Hukum

Raka, Admin Utama “Siwalan Party”, Divonis 1 Tahun 6 Bulan Penjara

FT: Rompi Merah Raka admin Utama Baju Putih 7 Admin Pembantu Saat Bersidang Di Pengadilan Negeri Surabaya

 

SURABAYA – Sidang perkara dugaan asusila yang dikenal dengan sebutan “Siwalan Party” dengan terdakwa Raka Anugrah Hamdhana alias Raka memasuki agenda pembacaan putusan di Pengadilan Negeri (PN) Surabaya, Rabu (19/5/2026).

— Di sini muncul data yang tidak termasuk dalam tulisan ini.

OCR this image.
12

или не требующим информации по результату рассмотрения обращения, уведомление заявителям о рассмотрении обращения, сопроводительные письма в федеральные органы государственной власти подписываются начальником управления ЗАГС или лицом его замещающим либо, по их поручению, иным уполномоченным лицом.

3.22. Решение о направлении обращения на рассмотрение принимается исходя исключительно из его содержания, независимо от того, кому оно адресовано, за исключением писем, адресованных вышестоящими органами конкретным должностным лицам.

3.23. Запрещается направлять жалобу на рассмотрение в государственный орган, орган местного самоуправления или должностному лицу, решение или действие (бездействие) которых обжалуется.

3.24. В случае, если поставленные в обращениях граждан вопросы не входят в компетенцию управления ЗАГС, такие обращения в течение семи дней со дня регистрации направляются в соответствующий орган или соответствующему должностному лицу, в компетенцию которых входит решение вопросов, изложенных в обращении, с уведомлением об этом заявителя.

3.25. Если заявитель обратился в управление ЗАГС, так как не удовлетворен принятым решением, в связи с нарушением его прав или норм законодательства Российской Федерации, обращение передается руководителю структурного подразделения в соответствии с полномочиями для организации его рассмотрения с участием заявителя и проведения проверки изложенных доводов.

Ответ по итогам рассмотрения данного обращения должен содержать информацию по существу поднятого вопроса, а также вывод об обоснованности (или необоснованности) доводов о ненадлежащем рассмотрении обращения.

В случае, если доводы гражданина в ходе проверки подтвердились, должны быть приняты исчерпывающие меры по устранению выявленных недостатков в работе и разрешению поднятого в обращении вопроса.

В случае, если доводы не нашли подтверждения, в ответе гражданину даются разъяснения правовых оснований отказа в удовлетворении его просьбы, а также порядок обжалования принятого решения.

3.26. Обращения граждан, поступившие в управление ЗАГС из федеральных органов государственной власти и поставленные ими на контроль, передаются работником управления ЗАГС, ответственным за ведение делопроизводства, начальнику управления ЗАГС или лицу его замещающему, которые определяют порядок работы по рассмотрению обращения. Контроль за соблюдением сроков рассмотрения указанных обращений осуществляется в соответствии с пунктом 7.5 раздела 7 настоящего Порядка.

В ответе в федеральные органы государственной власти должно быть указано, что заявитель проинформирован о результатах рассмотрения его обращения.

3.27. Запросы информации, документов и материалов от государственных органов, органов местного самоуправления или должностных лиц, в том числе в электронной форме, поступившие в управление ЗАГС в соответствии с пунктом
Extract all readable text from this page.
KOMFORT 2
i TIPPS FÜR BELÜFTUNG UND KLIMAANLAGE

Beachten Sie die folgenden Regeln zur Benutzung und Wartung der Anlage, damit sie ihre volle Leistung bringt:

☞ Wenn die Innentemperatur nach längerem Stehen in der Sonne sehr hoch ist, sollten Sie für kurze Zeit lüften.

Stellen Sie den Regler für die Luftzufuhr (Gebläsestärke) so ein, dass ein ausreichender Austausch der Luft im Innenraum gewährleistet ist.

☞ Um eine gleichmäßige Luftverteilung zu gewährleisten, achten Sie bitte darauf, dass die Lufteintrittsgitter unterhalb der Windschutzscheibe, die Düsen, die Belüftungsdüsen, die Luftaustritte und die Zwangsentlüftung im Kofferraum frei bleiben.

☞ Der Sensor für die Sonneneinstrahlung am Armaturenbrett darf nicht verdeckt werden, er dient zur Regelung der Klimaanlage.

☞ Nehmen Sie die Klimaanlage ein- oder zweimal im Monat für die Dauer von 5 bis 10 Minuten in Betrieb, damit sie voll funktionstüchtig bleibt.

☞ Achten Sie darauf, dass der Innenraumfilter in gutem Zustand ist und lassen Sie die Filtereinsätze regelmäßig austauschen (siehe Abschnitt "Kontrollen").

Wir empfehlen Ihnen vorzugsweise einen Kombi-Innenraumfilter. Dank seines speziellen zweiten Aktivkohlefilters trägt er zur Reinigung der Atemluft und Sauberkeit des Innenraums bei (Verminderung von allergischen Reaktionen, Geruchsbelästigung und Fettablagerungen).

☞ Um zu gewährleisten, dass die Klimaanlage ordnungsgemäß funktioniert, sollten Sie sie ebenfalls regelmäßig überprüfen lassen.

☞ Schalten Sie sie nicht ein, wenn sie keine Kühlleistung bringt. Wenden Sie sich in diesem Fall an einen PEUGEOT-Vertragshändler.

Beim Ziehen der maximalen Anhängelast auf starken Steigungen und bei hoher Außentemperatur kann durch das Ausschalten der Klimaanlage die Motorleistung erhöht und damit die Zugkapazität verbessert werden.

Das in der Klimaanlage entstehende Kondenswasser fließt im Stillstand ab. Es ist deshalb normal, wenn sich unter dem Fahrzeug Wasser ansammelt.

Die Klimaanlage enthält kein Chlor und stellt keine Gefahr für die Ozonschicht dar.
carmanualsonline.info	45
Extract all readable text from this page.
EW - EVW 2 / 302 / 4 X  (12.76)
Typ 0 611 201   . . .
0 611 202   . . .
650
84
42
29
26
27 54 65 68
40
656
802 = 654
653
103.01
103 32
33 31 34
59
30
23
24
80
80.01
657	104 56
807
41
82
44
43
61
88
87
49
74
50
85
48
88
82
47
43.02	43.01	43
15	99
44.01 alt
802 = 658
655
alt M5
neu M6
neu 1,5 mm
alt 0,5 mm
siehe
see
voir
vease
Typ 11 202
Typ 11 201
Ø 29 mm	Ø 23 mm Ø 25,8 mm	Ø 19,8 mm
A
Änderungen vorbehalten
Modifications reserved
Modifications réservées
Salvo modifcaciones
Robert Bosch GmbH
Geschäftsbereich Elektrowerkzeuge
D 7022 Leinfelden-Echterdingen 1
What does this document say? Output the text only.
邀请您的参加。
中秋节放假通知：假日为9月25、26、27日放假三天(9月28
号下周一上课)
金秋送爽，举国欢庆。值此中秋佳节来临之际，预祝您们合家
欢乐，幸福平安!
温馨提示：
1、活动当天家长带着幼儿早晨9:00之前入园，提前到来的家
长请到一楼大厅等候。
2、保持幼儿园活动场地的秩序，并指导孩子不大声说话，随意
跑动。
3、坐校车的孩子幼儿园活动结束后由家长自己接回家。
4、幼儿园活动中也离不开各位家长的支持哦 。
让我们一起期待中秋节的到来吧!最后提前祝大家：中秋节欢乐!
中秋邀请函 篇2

Dalam perkara nomor 117, majelis hakim yang diketuai Abu Achmad Sidqi Amsya menjatuhkan vonis 1 tahun 6 bulan penjara kepada Raka selaku admin utama dalam kegiatan tersebut. Putusan dibacakan di Ruang Sidang Sari 3.

Vonis tersebut lebih ringan dari tuntutan Jaksa Penuntut Umum (JPU) yang sebelumnya menuntut Raka dengan pidana penjara selama 2 tahun 6 bulan. Jaksa menilai Raka melanggar Pasal 407 ayat (1) juncto Pasal 20 huruf c KUHP (UU No. 1 Tahun 2023).

Berdasarkan surat dakwaan, peristiwa bermula di kamar 1601 sebuah hotel di Surabaya. Sekitar pukul 20.00 WIB, para peserta memulai aktivitas dengan permainan kartu UNO dan botol berjalan.

Peserta yang kalah mendapatkan hukuman mulai dari mencium orang yang disukai hingga membuka pakaian secara bertahap.

Setelah permainan selesai, para peserta bergeser ke kamar nomor 1602 dengan melepas seluruh pakaian hingga telanjang bulat.

Untuk membedakan peran dalam aktivitas tersebut, para peserta dibagi ke dalam dua kelompok utama, yakni kelompok “Top” dan “Bottom”.

Kelompok “Bottom” terdiri dari enam orang yang ditandai dengan gelang fosfor dan diarahkan lebih dahulu masuk ke kamar eksekusi, sedangkan kelompok “Top” berisi peserta lain yang masuk ke kamar dalam kondisi lampu dimatikan.

Berdasarkan fakta persidangan, kegiatan tersebut melibatkan total 34 orang dengan berbagai peran, termasuk pendana, admin utama, admin pembantu, dan peserta.

Para terdakwa didakwa dengan sejumlah ketentuan pidana, di antaranya Pasal 33 juncto Pasal 7 UU No. 44 Tahun 2008 tentang Pornografi, Pasal 3 KUHP, serta Pasal 420 KUHP.

Dalam persidangan, kuasa hukum Raka menyatakan masih pikir-pikir seusai mendengarkan putusan majelis hakim.

Setelah putusan terhadap Raka, persidangan akan dilanjutkan dengan agenda pembacaan putusan terhadap para admin pembantu serta peserta yang tergabung dalam kelompok “Top” dan “Bottom”.